1. Quando Portugal parecia bem encaminhado para superar as sequelas da crise financeira de 2011-2014, alcançando finalmente um saldo orçamental positivo em 2019 e tendo reduzido o peso da dívida pública para cerca de 115% do PIB, eis que a pandemia e a consequente crise económica nos vão recolocar numa complicada situação orçamental, com défice enorme e um aumento da dívida pública sem precedentes (calcula-se que para cerca de 135%), por efeito do acréscimo substancial da despesa pública (saúde, ajuda ao emprego e às empresas) e de um corte dramático na receita (impostos e contribuições para a segurança social).
É evidente que o impacto seria menos severo, se nos últimos cinco anos se tivesse seguido uma política de consolidação orçamental mais exigente, como aqui se defendeu várias vezes, em vez de aumentar anualmente a despesa corrente permanente em centenas de milhões de euros, que agora pesam sobre o orçamento. Mas isso não foi feito, nem se pode voltar atrás.
2. Esses fatores do desequilíbrio orçamental não vão desaparecer logo que a pandemia seja dominada, dada a demora na recuperação económica e do emprego. Acresce que há despesas públicas que a pandemia vai fazer aumentar em termos estruturais, como a de saúde.
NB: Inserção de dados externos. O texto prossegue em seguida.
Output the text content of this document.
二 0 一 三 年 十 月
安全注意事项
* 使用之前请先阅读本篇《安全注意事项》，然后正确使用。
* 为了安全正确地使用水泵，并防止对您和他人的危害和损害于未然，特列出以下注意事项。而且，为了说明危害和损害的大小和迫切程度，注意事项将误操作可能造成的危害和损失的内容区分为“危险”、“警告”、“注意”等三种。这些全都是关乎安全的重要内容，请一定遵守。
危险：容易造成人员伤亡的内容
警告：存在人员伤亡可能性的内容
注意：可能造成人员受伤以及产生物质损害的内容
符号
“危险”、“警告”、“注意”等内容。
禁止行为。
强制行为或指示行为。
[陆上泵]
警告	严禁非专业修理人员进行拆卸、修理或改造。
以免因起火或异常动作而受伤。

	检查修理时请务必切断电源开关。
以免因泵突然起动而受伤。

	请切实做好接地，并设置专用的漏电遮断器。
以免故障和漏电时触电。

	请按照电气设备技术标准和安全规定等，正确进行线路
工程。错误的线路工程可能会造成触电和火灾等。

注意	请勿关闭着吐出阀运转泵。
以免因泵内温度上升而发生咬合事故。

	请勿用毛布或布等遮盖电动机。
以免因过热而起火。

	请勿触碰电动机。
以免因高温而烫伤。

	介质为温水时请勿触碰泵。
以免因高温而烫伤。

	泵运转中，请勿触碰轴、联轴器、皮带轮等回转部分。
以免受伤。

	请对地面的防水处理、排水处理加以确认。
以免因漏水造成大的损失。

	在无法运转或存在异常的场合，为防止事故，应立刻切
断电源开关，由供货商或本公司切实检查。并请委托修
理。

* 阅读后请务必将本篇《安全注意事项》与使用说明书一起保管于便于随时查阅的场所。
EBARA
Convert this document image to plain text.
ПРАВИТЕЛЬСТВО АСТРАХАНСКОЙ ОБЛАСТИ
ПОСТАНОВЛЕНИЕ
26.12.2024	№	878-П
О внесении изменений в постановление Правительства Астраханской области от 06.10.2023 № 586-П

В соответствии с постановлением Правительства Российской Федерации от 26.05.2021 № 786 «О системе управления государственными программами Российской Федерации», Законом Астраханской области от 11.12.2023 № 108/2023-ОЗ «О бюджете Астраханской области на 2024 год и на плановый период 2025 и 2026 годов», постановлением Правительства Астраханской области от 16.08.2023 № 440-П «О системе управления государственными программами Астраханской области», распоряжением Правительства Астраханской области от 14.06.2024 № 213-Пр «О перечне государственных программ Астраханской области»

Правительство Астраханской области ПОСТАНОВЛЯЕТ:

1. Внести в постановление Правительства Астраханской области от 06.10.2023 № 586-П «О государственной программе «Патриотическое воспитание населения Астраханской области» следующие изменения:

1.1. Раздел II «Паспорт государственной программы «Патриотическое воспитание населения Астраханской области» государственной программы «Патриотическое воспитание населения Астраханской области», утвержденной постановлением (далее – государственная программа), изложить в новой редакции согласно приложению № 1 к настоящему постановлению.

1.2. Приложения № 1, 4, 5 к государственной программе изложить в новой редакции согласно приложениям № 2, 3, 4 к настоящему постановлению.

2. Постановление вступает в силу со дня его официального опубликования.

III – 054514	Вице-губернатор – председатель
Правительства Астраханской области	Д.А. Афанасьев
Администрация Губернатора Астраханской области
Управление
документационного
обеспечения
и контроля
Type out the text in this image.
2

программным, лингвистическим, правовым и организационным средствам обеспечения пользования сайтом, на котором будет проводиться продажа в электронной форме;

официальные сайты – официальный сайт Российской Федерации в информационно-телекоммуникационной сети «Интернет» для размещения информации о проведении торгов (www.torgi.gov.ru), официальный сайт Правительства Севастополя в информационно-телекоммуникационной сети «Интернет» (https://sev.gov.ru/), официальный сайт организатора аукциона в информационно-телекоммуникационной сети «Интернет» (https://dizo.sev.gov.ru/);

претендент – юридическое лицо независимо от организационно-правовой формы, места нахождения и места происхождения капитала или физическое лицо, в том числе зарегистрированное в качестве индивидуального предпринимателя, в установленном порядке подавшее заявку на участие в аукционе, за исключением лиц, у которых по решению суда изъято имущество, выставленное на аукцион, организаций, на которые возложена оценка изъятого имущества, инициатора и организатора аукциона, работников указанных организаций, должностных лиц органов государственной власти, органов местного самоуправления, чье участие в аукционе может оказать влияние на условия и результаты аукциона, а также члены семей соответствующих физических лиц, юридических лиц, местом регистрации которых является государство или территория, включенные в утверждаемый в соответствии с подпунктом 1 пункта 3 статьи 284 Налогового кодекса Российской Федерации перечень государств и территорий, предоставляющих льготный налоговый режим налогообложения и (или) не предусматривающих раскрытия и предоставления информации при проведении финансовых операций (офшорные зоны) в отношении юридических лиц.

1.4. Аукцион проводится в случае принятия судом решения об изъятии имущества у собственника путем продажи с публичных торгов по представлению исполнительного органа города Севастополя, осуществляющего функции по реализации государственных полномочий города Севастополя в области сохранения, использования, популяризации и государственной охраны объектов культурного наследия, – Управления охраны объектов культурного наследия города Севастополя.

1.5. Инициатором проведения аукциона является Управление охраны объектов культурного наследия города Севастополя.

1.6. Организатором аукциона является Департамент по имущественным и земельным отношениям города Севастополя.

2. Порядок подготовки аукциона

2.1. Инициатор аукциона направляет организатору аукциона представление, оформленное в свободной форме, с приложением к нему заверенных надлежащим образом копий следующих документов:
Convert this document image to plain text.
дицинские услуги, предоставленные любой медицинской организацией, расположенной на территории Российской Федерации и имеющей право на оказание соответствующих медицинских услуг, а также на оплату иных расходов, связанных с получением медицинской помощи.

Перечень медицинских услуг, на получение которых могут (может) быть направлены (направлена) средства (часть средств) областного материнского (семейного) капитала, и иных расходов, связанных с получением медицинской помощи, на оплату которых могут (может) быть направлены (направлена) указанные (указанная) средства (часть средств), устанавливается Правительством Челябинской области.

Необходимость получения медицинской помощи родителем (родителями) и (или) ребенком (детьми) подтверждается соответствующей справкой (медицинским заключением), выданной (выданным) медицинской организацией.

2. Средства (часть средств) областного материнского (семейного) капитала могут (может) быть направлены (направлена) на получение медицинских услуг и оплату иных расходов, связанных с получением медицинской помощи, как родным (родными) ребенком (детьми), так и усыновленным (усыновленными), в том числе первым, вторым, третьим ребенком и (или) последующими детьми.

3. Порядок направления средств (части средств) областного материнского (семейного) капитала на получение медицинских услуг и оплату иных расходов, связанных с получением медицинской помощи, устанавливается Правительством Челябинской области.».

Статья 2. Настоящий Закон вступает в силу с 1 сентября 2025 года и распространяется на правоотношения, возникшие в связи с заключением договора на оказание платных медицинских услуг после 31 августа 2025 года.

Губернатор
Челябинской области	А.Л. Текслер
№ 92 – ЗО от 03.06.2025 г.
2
O financiamento da TAP e porventura de outras empresas, pode fazer elevar substancialmente a fatura financeira da pandemia.
Mesmo que o programa de compra de dívida pública do BCE e o anunciado fundo de recuperação económica da União venham a cobrir a maior parte das necessidades de financiamento público, o inevitável aumento da dívida pública vai degradar o rating da República e fazer subir o custo de financiamento e o spread em relação à Alemanha, degradando a competitividade da economia nacional.
Por isso, mesmo que a UE não venha a repor em vigor a curto prazo as normas do Pacto de Estabilidade e do Tratado orçamental sobre limites ao défice e ao endividamento público, a pressão da dívida e do seu custo vai tornar necessária novamente uma política credível de consolidação orçamental.
3. Ora, mesmo recusando medidas de austeridade em sentido próprio (corte de salários, pensões e prestações sociais ou aumento substantivo da carga fiscal), a consolidação orçamental vai exigir medidas de fundo tendentes à redução da despesa pública, preferivelmente sem pôr em causa o investimento público.
Entre elas ocorrem as seguintes:
- submissão das prestações sociais sem base contributiva a "teste de meios", de modo a beneficiarem somente quem delas precisa;
- introdução da avaliação e da progressão por mérito nas carreiras especiais da função pública, terminando a atual progressão pelo decurso do tempo, que não é orçamentalmente sustentável;
- fim do financiamento pelo Estado da ampliação do metropolitano de Lisboa e do Porto, transferindo esses serviços públicos para a esfera municipal ou intermunicipal, como deveria ser desde sempre;
- pôr fim à isenção das Regiões autónomas de contribuição para as despesas gerais da República, acabando com a iniquidade de estas serem financiadas só pelos contribuintes do Continente, tanto mais que, hoje em dia, os Açores e a Madeira já têm um nível de desenvolvimento bem acima de várias regiões do Continente.
O problema, como é óbvio, está na dificuldade em congregar uma base política para apoiar um tal programa. É mais fácil subir impostos do que cortar na despesa...
Adenda (7/5)
Segundo estas previsões da Comissão Europeia, entretanto publicadas (e retiradas do El País), Portugal terá um défice orçamental de cerca de -6,5% no corrente ano e a dívida pública subirá até cerca de 131% do PIB. Embora sejam menos pessimistas do que as do FMI, invocados no texto acima, estes números não deixam de ser inquietantes.